While not a big deal in the U.S., the FIFA World Cup is huge just about everywhere else. ICOM, a network of independent ad agencies, reports that World Cup-related ads will account for around half of overall page space and ad time in several Western and emerging countries. The World Cup is beginning to rival the Olympics as a marketing vehicle, with over 32 billion viewers expected and corporate sponsorships exceeding a billion dollars. Major brands debuting Cup-related ads include Coca-Cola, Adidas, McDonald's and MasterCard.
How are the search engines exploiting the demand for information about the event? Google has unveiled a World Cup version of its logo, as well as a special World Cup module that can be added to a users web page that tracks scores and standings. Yahoo has a World Cup shortcut, and Ask has a Smart Answer service that shows flags for each team in the hunt for the Cup. MSN's home page points to a guide to the Cup done in association with Fox Sports. It should be no surprise that Yahoo and Google are the top sites referring traffic to the official FIFA World Cup site, with Yahoo delivering 17 percent of all traffic and Google 13 percent.
Marketers can exploit this traffic by buying World Cup-related search words.

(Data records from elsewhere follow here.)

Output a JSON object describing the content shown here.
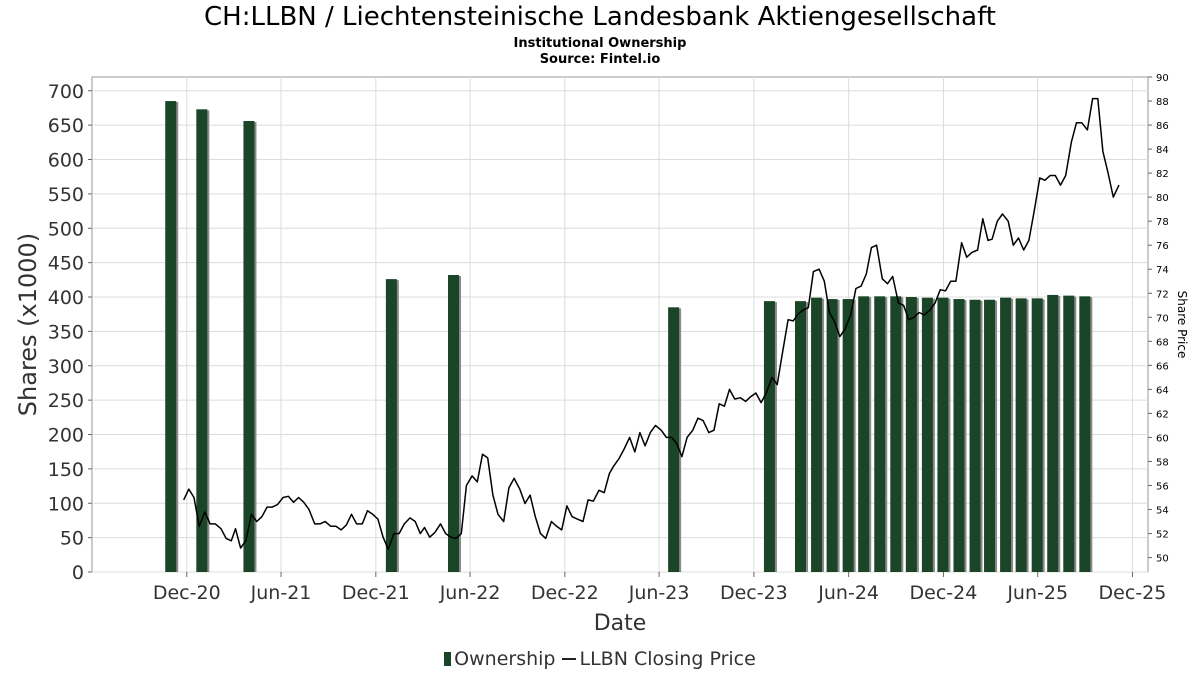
{
  "chart_data": {
    "type": "bar+line",
    "title": "CH:LLBN / Liechtensteinische Landesbank Aktiengesellschaft",
    "subtitle": "Institutional Ownership",
    "source": "Source: Fintel.io",
    "xlabel": "Date",
    "ylabel": "Shares (x1000)",
    "y2label": "Share Price",
    "x_ticks": [
      "Dec-20",
      "Jun-21",
      "Dec-21",
      "Jun-22",
      "Dec-22",
      "Jun-23",
      "Dec-23",
      "Jun-24",
      "Dec-24",
      "Jun-25",
      "Dec-25"
    ],
    "x_range": [
      "2020-06-01",
      "2025-12-31"
    ],
    "ylim": [
      0,
      720
    ],
    "y_ticks": [
      0,
      50,
      100,
      150,
      200,
      250,
      300,
      350,
      400,
      450,
      500,
      550,
      600,
      650,
      700
    ],
    "y2lim": [
      48.8,
      90
    ],
    "y2_ticks": [
      50,
      52,
      54,
      56,
      58,
      60,
      62,
      64,
      66,
      68,
      70,
      72,
      74,
      76,
      78,
      80,
      82,
      84,
      86,
      88,
      90
    ],
    "grid": true,
    "legend_position": "bottom",
    "series": [
      {
        "name": "Ownership",
        "kind": "bar",
        "color": "#1b4527",
        "points": [
          {
            "date": "2020-11-01",
            "value": 685
          },
          {
            "date": "2020-12-31",
            "value": 673
          },
          {
            "date": "2021-04-01",
            "value": 656
          },
          {
            "date": "2022-01-01",
            "value": 426
          },
          {
            "date": "2022-05-01",
            "value": 432
          },
          {
            "date": "2023-06-30",
            "value": 385
          },
          {
            "date": "2024-01-01",
            "value": 394
          },
          {
            "date": "2024-03-01",
            "value": 394
          },
          {
            "date": "2024-04-01",
            "value": 399
          },
          {
            "date": "2024-05-01",
            "value": 397
          },
          {
            "date": "2024-06-01",
            "value": 397
          },
          {
            "date": "2024-07-01",
            "value": 401
          },
          {
            "date": "2024-08-01",
            "value": 401
          },
          {
            "date": "2024-09-01",
            "value": 401
          },
          {
            "date": "2024-10-01",
            "value": 400
          },
          {
            "date": "2024-11-01",
            "value": 399
          },
          {
            "date": "2024-12-01",
            "value": 399
          },
          {
            "date": "2025-01-01",
            "value": 397
          },
          {
            "date": "2025-02-01",
            "value": 396
          },
          {
            "date": "2025-03-01",
            "value": 396
          },
          {
            "date": "2025-04-01",
            "value": 399
          },
          {
            "date": "2025-05-01",
            "value": 398
          },
          {
            "date": "2025-06-01",
            "value": 398
          },
          {
            "date": "2025-07-01",
            "value": 403
          },
          {
            "date": "2025-08-01",
            "value": 402
          },
          {
            "date": "2025-09-01",
            "value": 401
          }
        ]
      },
      {
        "name": "LLBN Closing Price",
        "kind": "line",
        "color": "#000000",
        "points": [
          {
            "date": "2020-11-25",
            "value": 54.8
          },
          {
            "date": "2020-12-05",
            "value": 55.7
          },
          {
            "date": "2020-12-15",
            "value": 55.0
          },
          {
            "date": "2020-12-25",
            "value": 52.6
          },
          {
            "date": "2021-01-05",
            "value": 53.8
          },
          {
            "date": "2021-01-15",
            "value": 52.8
          },
          {
            "date": "2021-01-25",
            "value": 52.8
          },
          {
            "date": "2021-02-05",
            "value": 52.4
          },
          {
            "date": "2021-02-15",
            "value": 51.6
          },
          {
            "date": "2021-02-25",
            "value": 51.4
          },
          {
            "date": "2021-03-05",
            "value": 52.4
          },
          {
            "date": "2021-03-15",
            "value": 50.8
          },
          {
            "date": "2021-03-25",
            "value": 51.4
          },
          {
            "date": "2021-04-05",
            "value": 53.6
          },
          {
            "date": "2021-04-15",
            "value": 53.0
          },
          {
            "date": "2021-04-25",
            "value": 53.4
          },
          {
            "date": "2021-05-05",
            "value": 54.2
          },
          {
            "date": "2021-05-15",
            "value": 54.2
          },
          {
            "date": "2021-05-25",
            "value": 54.4
          },
          {
            "date": "2021-06-05",
            "value": 55.0
          },
          {
            "date": "2021-06-15",
            "value": 55.1
          },
          {
            "date": "2021-06-25",
            "value": 54.6
          },
          {
            "date": "2021-07-05",
            "value": 55.0
          },
          {
            "date": "2021-07-15",
            "value": 54.6
          },
          {
            "date": "2021-07-25",
            "value": 54.0
          },
          {
            "date": "2021-08-05",
            "value": 52.8
          },
          {
            "date": "2021-08-15",
            "value": 52.8
          },
          {
            "date": "2021-08-25",
            "value": 53.0
          },
          {
            "date": "2021-09-05",
            "value": 52.6
          },
          {
            "date": "2021-09-15",
            "value": 52.6
          },
          {
            "date": "2021-09-25",
            "value": 52.3
          },
          {
            "date": "2021-10-05",
            "value": 52.7
          },
          {
            "date": "2021-10-15",
            "value": 53.6
          },
          {
            "date": "2021-10-25",
            "value": 52.8
          },
          {
            "date": "2021-11-05",
            "value": 52.8
          },
          {
            "date": "2021-11-15",
            "value": 53.9
          },
          {
            "date": "2021-11-25",
            "value": 53.6
          },
          {
            "date": "2021-12-05",
            "value": 53.2
          },
          {
            "date": "2021-12-15",
            "value": 51.7
          },
          {
            "date": "2021-12-25",
            "value": 50.7
          },
          {
            "date": "2022-01-05",
            "value": 52.0
          },
          {
            "date": "2022-01-15",
            "value": 52.0
          },
          {
            "date": "2022-01-25",
            "value": 52.8
          },
          {
            "date": "2022-02-05",
            "value": 53.3
          },
          {
            "date": "2022-02-15",
            "value": 53.0
          },
          {
            "date": "2022-02-25",
            "value": 52.0
          },
          {
            "date": "2022-03-05",
            "value": 52.5
          },
          {
            "date": "2022-03-15",
            "value": 51.7
          },
          {
            "date": "2022-03-25",
            "value": 52.1
          },
          {
            "date": "2022-04-05",
            "value": 52.8
          },
          {
            "date": "2022-04-15",
            "value": 52.0
          },
          {
            "date": "2022-04-25",
            "value": 51.7
          },
          {
            "date": "2022-05-05",
            "value": 51.6
          },
          {
            "date": "2022-05-15",
            "value": 52.0
          },
          {
            "date": "2022-05-25",
            "value": 56.0
          },
          {
            "date": "2022-06-05",
            "value": 56.8
          },
          {
            "date": "2022-06-15",
            "value": 56.3
          },
          {
            "date": "2022-06-25",
            "value": 58.6
          },
          {
            "date": "2022-07-05",
            "value": 58.3
          },
          {
            "date": "2022-07-15",
            "value": 55.2
          },
          {
            "date": "2022-07-25",
            "value": 53.6
          },
          {
            "date": "2022-08-05",
            "value": 53.0
          },
          {
            "date": "2022-08-15",
            "value": 55.8
          },
          {
            "date": "2022-08-25",
            "value": 56.6
          },
          {
            "date": "2022-09-05",
            "value": 55.7
          },
          {
            "date": "2022-09-15",
            "value": 54.5
          },
          {
            "date": "2022-09-25",
            "value": 55.2
          },
          {
            "date": "2022-10-05",
            "value": 53.4
          },
          {
            "date": "2022-10-15",
            "value": 52.0
          },
          {
            "date": "2022-10-25",
            "value": 51.6
          },
          {
            "date": "2022-11-05",
            "value": 53.0
          },
          {
            "date": "2022-11-15",
            "value": 52.6
          },
          {
            "date": "2022-11-25",
            "value": 52.3
          },
          {
            "date": "2022-12-05",
            "value": 54.3
          },
          {
            "date": "2022-12-15",
            "value": 53.4
          },
          {
            "date": "2022-12-25",
            "value": 53.2
          },
          {
            "date": "2023-01-05",
            "value": 53.0
          },
          {
            "date": "2023-01-15",
            "value": 54.8
          },
          {
            "date": "2023-01-25",
            "value": 54.7
          },
          {
            "date": "2023-02-05",
            "value": 55.6
          },
          {
            "date": "2023-02-15",
            "value": 55.4
          },
          {
            "date": "2023-02-25",
            "value": 57.0
          },
          {
            "date": "2023-03-05",
            "value": 57.6
          },
          {
            "date": "2023-03-15",
            "value": 58.2
          },
          {
            "date": "2023-03-25",
            "value": 59.0
          },
          {
            "date": "2023-04-05",
            "value": 60.0
          },
          {
            "date": "2023-04-15",
            "value": 58.8
          },
          {
            "date": "2023-04-25",
            "value": 60.4
          },
          {
            "date": "2023-05-05",
            "value": 59.3
          },
          {
            "date": "2023-05-15",
            "value": 60.4
          },
          {
            "date": "2023-05-25",
            "value": 61.0
          },
          {
            "date": "2023-06-05",
            "value": 60.6
          },
          {
            "date": "2023-06-15",
            "value": 60.0
          },
          {
            "date": "2023-06-25",
            "value": 60.0
          },
          {
            "date": "2023-07-05",
            "value": 59.5
          },
          {
            "date": "2023-07-15",
            "value": 58.4
          },
          {
            "date": "2023-07-25",
            "value": 60.0
          },
          {
            "date": "2023-08-05",
            "value": 60.6
          },
          {
            "date": "2023-08-15",
            "value": 61.6
          },
          {
            "date": "2023-08-25",
            "value": 61.4
          },
          {
            "date": "2023-09-05",
            "value": 60.4
          },
          {
            "date": "2023-09-15",
            "value": 60.6
          },
          {
            "date": "2023-09-25",
            "value": 62.8
          },
          {
            "date": "2023-10-05",
            "value": 62.6
          },
          {
            "date": "2023-10-15",
            "value": 64.0
          },
          {
            "date": "2023-10-25",
            "value": 63.2
          },
          {
            "date": "2023-11-05",
            "value": 63.3
          },
          {
            "date": "2023-11-15",
            "value": 63.0
          },
          {
            "date": "2023-11-25",
            "value": 63.4
          },
          {
            "date": "2023-12-05",
            "value": 63.7
          },
          {
            "date": "2023-12-15",
            "value": 62.9
          },
          {
            "date": "2023-12-25",
            "value": 63.7
          },
          {
            "date": "2024-01-05",
            "value": 65.0
          },
          {
            "date": "2024-01-15",
            "value": 64.4
          },
          {
            "date": "2024-01-25",
            "value": 67.0
          },
          {
            "date": "2024-02-05",
            "value": 69.8
          },
          {
            "date": "2024-02-15",
            "value": 69.7
          },
          {
            "date": "2024-02-25",
            "value": 70.3
          },
          {
            "date": "2024-03-05",
            "value": 70.6
          },
          {
            "date": "2024-03-15",
            "value": 70.8
          },
          {
            "date": "2024-03-25",
            "value": 73.8
          },
          {
            "date": "2024-04-05",
            "value": 74.0
          },
          {
            "date": "2024-04-15",
            "value": 73.0
          },
          {
            "date": "2024-04-25",
            "value": 70.4
          },
          {
            "date": "2024-05-05",
            "value": 69.6
          },
          {
            "date": "2024-05-15",
            "value": 68.4
          },
          {
            "date": "2024-05-25",
            "value": 69.0
          },
          {
            "date": "2024-06-05",
            "value": 70.2
          },
          {
            "date": "2024-06-15",
            "value": 72.4
          },
          {
            "date": "2024-06-25",
            "value": 72.6
          },
          {
            "date": "2024-07-05",
            "value": 73.6
          },
          {
            "date": "2024-07-15",
            "value": 75.8
          },
          {
            "date": "2024-07-25",
            "value": 76.0
          },
          {
            "date": "2024-08-05",
            "value": 73.2
          },
          {
            "date": "2024-08-15",
            "value": 72.8
          },
          {
            "date": "2024-08-25",
            "value": 73.4
          },
          {
            "date": "2024-09-05",
            "value": 71.2
          },
          {
            "date": "2024-09-15",
            "value": 71.0
          },
          {
            "date": "2024-09-25",
            "value": 69.8
          },
          {
            "date": "2024-10-05",
            "value": 70.0
          },
          {
            "date": "2024-10-15",
            "value": 70.4
          },
          {
            "date": "2024-10-25",
            "value": 70.2
          },
          {
            "date": "2024-11-05",
            "value": 70.6
          },
          {
            "date": "2024-11-15",
            "value": 71.2
          },
          {
            "date": "2024-11-25",
            "value": 72.3
          },
          {
            "date": "2024-12-05",
            "value": 72.2
          },
          {
            "date": "2024-12-15",
            "value": 73.0
          },
          {
            "date": "2024-12-25",
            "value": 73.0
          },
          {
            "date": "2025-01-05",
            "value": 76.2
          },
          {
            "date": "2025-01-15",
            "value": 75.0
          },
          {
            "date": "2025-01-25",
            "value": 75.4
          },
          {
            "date": "2025-02-05",
            "value": 75.6
          },
          {
            "date": "2025-02-15",
            "value": 78.2
          },
          {
            "date": "2025-02-25",
            "value": 76.4
          },
          {
            "date": "2025-03-05",
            "value": 76.5
          },
          {
            "date": "2025-03-15",
            "value": 78.0
          },
          {
            "date": "2025-03-25",
            "value": 78.6
          },
          {
            "date": "2025-04-05",
            "value": 78.0
          },
          {
            "date": "2025-04-15",
            "value": 76.0
          },
          {
            "date": "2025-04-25",
            "value": 76.6
          },
          {
            "date": "2025-05-05",
            "value": 75.6
          },
          {
            "date": "2025-05-15",
            "value": 76.4
          },
          {
            "date": "2025-05-25",
            "value": 78.8
          },
          {
            "date": "2025-06-05",
            "value": 81.6
          },
          {
            "date": "2025-06-15",
            "value": 81.4
          },
          {
            "date": "2025-06-25",
            "value": 81.8
          },
          {
            "date": "2025-07-05",
            "value": 81.8
          },
          {
            "date": "2025-07-15",
            "value": 81.0
          },
          {
            "date": "2025-07-25",
            "value": 81.8
          },
          {
            "date": "2025-08-05",
            "value": 84.6
          },
          {
            "date": "2025-08-15",
            "value": 86.2
          },
          {
            "date": "2025-08-25",
            "value": 86.2
          },
          {
            "date": "2025-09-05",
            "value": 85.6
          },
          {
            "date": "2025-09-15",
            "value": 88.2
          },
          {
            "date": "2025-09-25",
            "value": 88.2
          },
          {
            "date": "2025-10-05",
            "value": 83.8
          },
          {
            "date": "2025-10-15",
            "value": 82.0
          },
          {
            "date": "2025-10-25",
            "value": 80.0
          },
          {
            "date": "2025-11-05",
            "value": 81.0
          }
        ]
      }
    ]
  }
}
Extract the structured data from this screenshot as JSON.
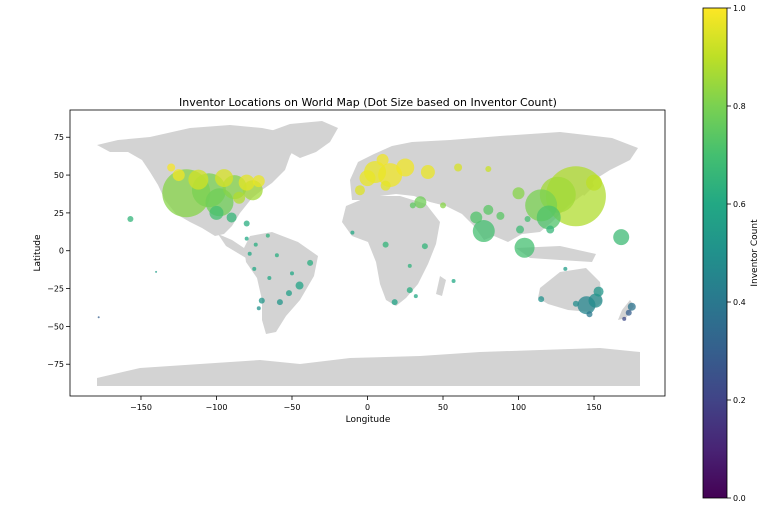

Besides the event itself, searches have spiked on such stars as Ronaldinho, Steven Gerrard, Peter Crouch (known for his robot dance) and David Beckham. Even in the soccer-apathetic U.S., there was a surge of searches on Mia Hamm.
In particular, those targeting the Hispanic market would do well to recognize the power of the World Cup. While the U.S. overall ignores the Cup, the Hispanic segment is avidly interested. There are six Latin American teams in the tournament this year (Brazil, Argentina, Ecuador, Paraguay, Costa Rica and Mexico) to appeal to the huge fan base among the 42 million Hispanics in the U.S. Of course, if you plan to appeal to the fans of the World Cup, you might want to remember that to the rest of the world it's called "futbol," not soccer.